In a keynote speech in Frankfurt, Philip R. Lane of the European Central Bank argued that the euro area suffers from a shortage of “safe assets” — highly liquid, low-risk financial instruments that are essential for stable financial markets and effective monetary policy.
He explained that German Bunds currently serve as the main euro-denominated safe asset, but their supply is too limited to meet growing global demand. While EU-wide reforms and crisis-response tools have strengthened financial stability and reduced sovereign risk differences across member states, national bonds still cannot fully function as a unified safe asset.
Lane highlighted that jointly issued EU bonds, such as those used for programs like SURE and Next Generation EU, represent a step toward expanding safe assets, but their scale and liquidity remain insufficient compared to major sovereign bond markets like Germany or France.
To address this, he outlined several possible solutions. These include expanding common EU borrowing for shared priorities such as defence or geopolitical support (for example, Ukraine), and developing innovative financing structures. Among them are proposals like “blue bonds,” which would pool part of national debt into a common instrument backed by earmarked tax revenues, and sovereign bond-backed securities (SBBS), where portfolios of national bonds are transformed into senior safe assets through financial engineering.

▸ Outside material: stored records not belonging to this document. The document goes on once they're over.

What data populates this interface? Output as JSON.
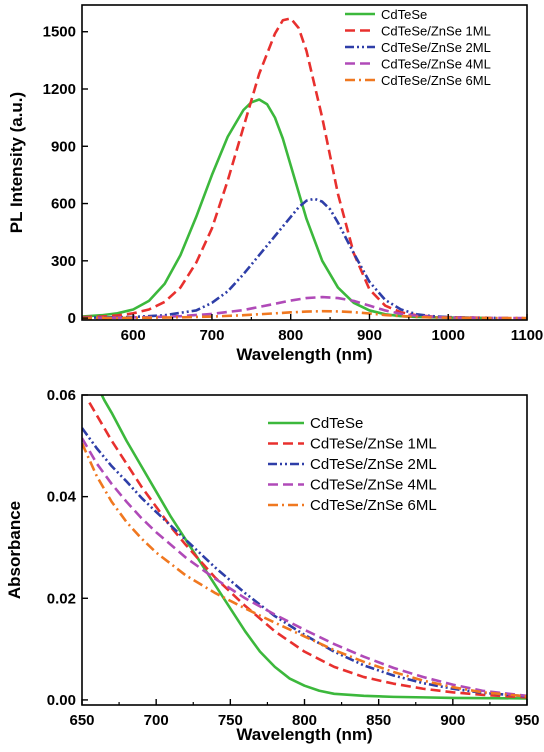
{
  "chart_data": [
    {
      "type": "line",
      "xlabel": "Wavelength (nm)",
      "ylabel": "PL Intensity (a.u.)",
      "xlim": [
        535,
        1100
      ],
      "ylim": [
        -10,
        1640
      ],
      "xticks": [
        600,
        700,
        800,
        900,
        1000,
        1100
      ],
      "yticks": [
        0,
        300,
        600,
        900,
        1200,
        1500
      ],
      "legend_position": "top-right",
      "series": [
        {
          "name": "CdTeSe",
          "color": "#3cb83c",
          "dash": "solid",
          "x": [
            535,
            560,
            580,
            600,
            620,
            640,
            660,
            680,
            700,
            720,
            740,
            750,
            760,
            770,
            780,
            790,
            800,
            810,
            820,
            840,
            860,
            880,
            900,
            920,
            940,
            960,
            980,
            1000,
            1020,
            1050
          ],
          "y": [
            8,
            15,
            25,
            45,
            90,
            180,
            330,
            530,
            750,
            950,
            1090,
            1130,
            1145,
            1120,
            1050,
            940,
            800,
            660,
            520,
            300,
            160,
            80,
            40,
            20,
            10,
            6,
            4,
            3,
            2,
            1
          ]
        },
        {
          "name": "CdTeSe/ZnSe 1ML",
          "color": "#e8302e",
          "dash": "dashed",
          "x": [
            535,
            560,
            580,
            600,
            620,
            640,
            660,
            680,
            700,
            720,
            740,
            760,
            780,
            790,
            800,
            810,
            820,
            840,
            860,
            880,
            900,
            920,
            940,
            960,
            980,
            1000,
            1020,
            1050
          ],
          "y": [
            5,
            8,
            14,
            25,
            45,
            85,
            160,
            290,
            470,
            720,
            1000,
            1280,
            1490,
            1560,
            1570,
            1520,
            1400,
            1050,
            650,
            340,
            150,
            65,
            30,
            15,
            8,
            5,
            3,
            2
          ]
        },
        {
          "name": "CdTeSe/ZnSe 2ML",
          "color": "#2e3ea8",
          "dash": "dashdotdot",
          "x": [
            535,
            560,
            600,
            640,
            680,
            700,
            720,
            740,
            760,
            780,
            800,
            810,
            820,
            830,
            840,
            850,
            860,
            880,
            900,
            920,
            940,
            960,
            980,
            1000,
            1030,
            1060
          ],
          "y": [
            2,
            3,
            6,
            15,
            40,
            80,
            140,
            230,
            330,
            430,
            530,
            580,
            615,
            625,
            610,
            570,
            500,
            340,
            190,
            95,
            45,
            20,
            10,
            5,
            2,
            1
          ]
        },
        {
          "name": "CdTeSe/ZnSe 4ML",
          "color": "#b04ab8",
          "dash": "dashed",
          "x": [
            535,
            580,
            620,
            660,
            700,
            740,
            780,
            800,
            820,
            840,
            860,
            880,
            900,
            920,
            940,
            960,
            980,
            1000,
            1030,
            1060,
            1100
          ],
          "y": [
            1,
            2,
            5,
            10,
            22,
            42,
            75,
            92,
            105,
            110,
            105,
            90,
            65,
            40,
            22,
            12,
            6,
            3,
            2,
            1,
            0
          ]
        },
        {
          "name": "CdTeSe/ZnSe 6ML",
          "color": "#f07820",
          "dash": "dashdot",
          "x": [
            535,
            580,
            620,
            660,
            700,
            740,
            780,
            800,
            820,
            840,
            860,
            880,
            900,
            920,
            940,
            960,
            980,
            1000,
            1030,
            1060,
            1100
          ],
          "y": [
            0,
            1,
            2,
            4,
            8,
            15,
            25,
            30,
            34,
            36,
            35,
            31,
            24,
            16,
            10,
            6,
            3,
            2,
            1,
            0,
            0
          ]
        }
      ]
    },
    {
      "type": "line",
      "xlabel": "Wavelength (nm)",
      "ylabel": "Absorbance",
      "xlim": [
        650,
        950
      ],
      "ylim": [
        -0.001,
        0.06
      ],
      "xticks": [
        650,
        700,
        750,
        800,
        850,
        900,
        950
      ],
      "yticks": [
        0.0,
        0.02,
        0.04,
        0.06
      ],
      "ytick_labels": [
        "0.00",
        "0.02",
        "0.04",
        "0.06"
      ],
      "legend_position": "top-right",
      "series": [
        {
          "name": "CdTeSe",
          "color": "#3cb83c",
          "dash": "solid",
          "x": [
            660,
            665,
            670,
            680,
            690,
            700,
            710,
            720,
            730,
            740,
            750,
            760,
            770,
            780,
            790,
            800,
            810,
            820,
            840,
            860,
            880,
            900,
            950
          ],
          "y": [
            0.062,
            0.059,
            0.0565,
            0.051,
            0.046,
            0.041,
            0.036,
            0.0315,
            0.027,
            0.0225,
            0.018,
            0.0135,
            0.0095,
            0.0065,
            0.0042,
            0.0028,
            0.0018,
            0.0012,
            0.0008,
            0.0006,
            0.0005,
            0.0004,
            0.0003
          ]
        },
        {
          "name": "CdTeSe/ZnSe 1ML",
          "color": "#e8302e",
          "dash": "dashed",
          "x": [
            655,
            660,
            670,
            680,
            690,
            700,
            710,
            720,
            740,
            760,
            780,
            800,
            820,
            840,
            860,
            880,
            900,
            920,
            950
          ],
          "y": [
            0.0585,
            0.056,
            0.051,
            0.0465,
            0.042,
            0.038,
            0.034,
            0.0305,
            0.024,
            0.0185,
            0.0135,
            0.0095,
            0.0065,
            0.0045,
            0.0032,
            0.0022,
            0.0015,
            0.001,
            0.0005
          ]
        },
        {
          "name": "CdTeSe/ZnSe 2ML",
          "color": "#2e3ea8",
          "dash": "dashdotdot",
          "x": [
            650,
            660,
            670,
            680,
            690,
            700,
            720,
            740,
            760,
            780,
            800,
            820,
            840,
            860,
            880,
            900,
            920,
            950
          ],
          "y": [
            0.0535,
            0.0495,
            0.046,
            0.043,
            0.0398,
            0.037,
            0.0315,
            0.026,
            0.021,
            0.0165,
            0.0128,
            0.0095,
            0.0068,
            0.0048,
            0.0033,
            0.0022,
            0.0014,
            0.0007
          ]
        },
        {
          "name": "CdTeSe/ZnSe 4ML",
          "color": "#b04ab8",
          "dash": "dashed",
          "x": [
            650,
            660,
            670,
            680,
            690,
            700,
            720,
            740,
            760,
            780,
            800,
            820,
            840,
            860,
            880,
            900,
            920,
            950
          ],
          "y": [
            0.0515,
            0.0465,
            0.0425,
            0.039,
            0.0358,
            0.033,
            0.028,
            0.0238,
            0.02,
            0.0168,
            0.0138,
            0.011,
            0.0085,
            0.0063,
            0.0045,
            0.003,
            0.0018,
            0.0008
          ]
        },
        {
          "name": "CdTeSe/ZnSe 6ML",
          "color": "#f07820",
          "dash": "dashdot",
          "x": [
            650,
            660,
            670,
            680,
            690,
            700,
            720,
            740,
            760,
            780,
            800,
            820,
            840,
            860,
            880,
            900,
            920,
            950
          ],
          "y": [
            0.0505,
            0.044,
            0.039,
            0.035,
            0.0318,
            0.029,
            0.0245,
            0.021,
            0.018,
            0.0152,
            0.0125,
            0.0098,
            0.0075,
            0.0055,
            0.0038,
            0.0025,
            0.0015,
            0.0007
          ]
        }
      ]
    }
  ]
}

Lane stressed that all approaches involve trade-offs between increasing liquidity and maintaining political feasibility, since fiscal authority remains largely at the national level. He also emphasized that greater issuance of joint debt would require strong political trust and continued fiscal discipline among member states.
In conclusion, he argued that expanding the supply of euro safe assets would strengthen the euro’s global role, improve financial stability, and support broader EU goals such as deeper capital markets integration, stronger economic growth, and the development of a more unified financial system.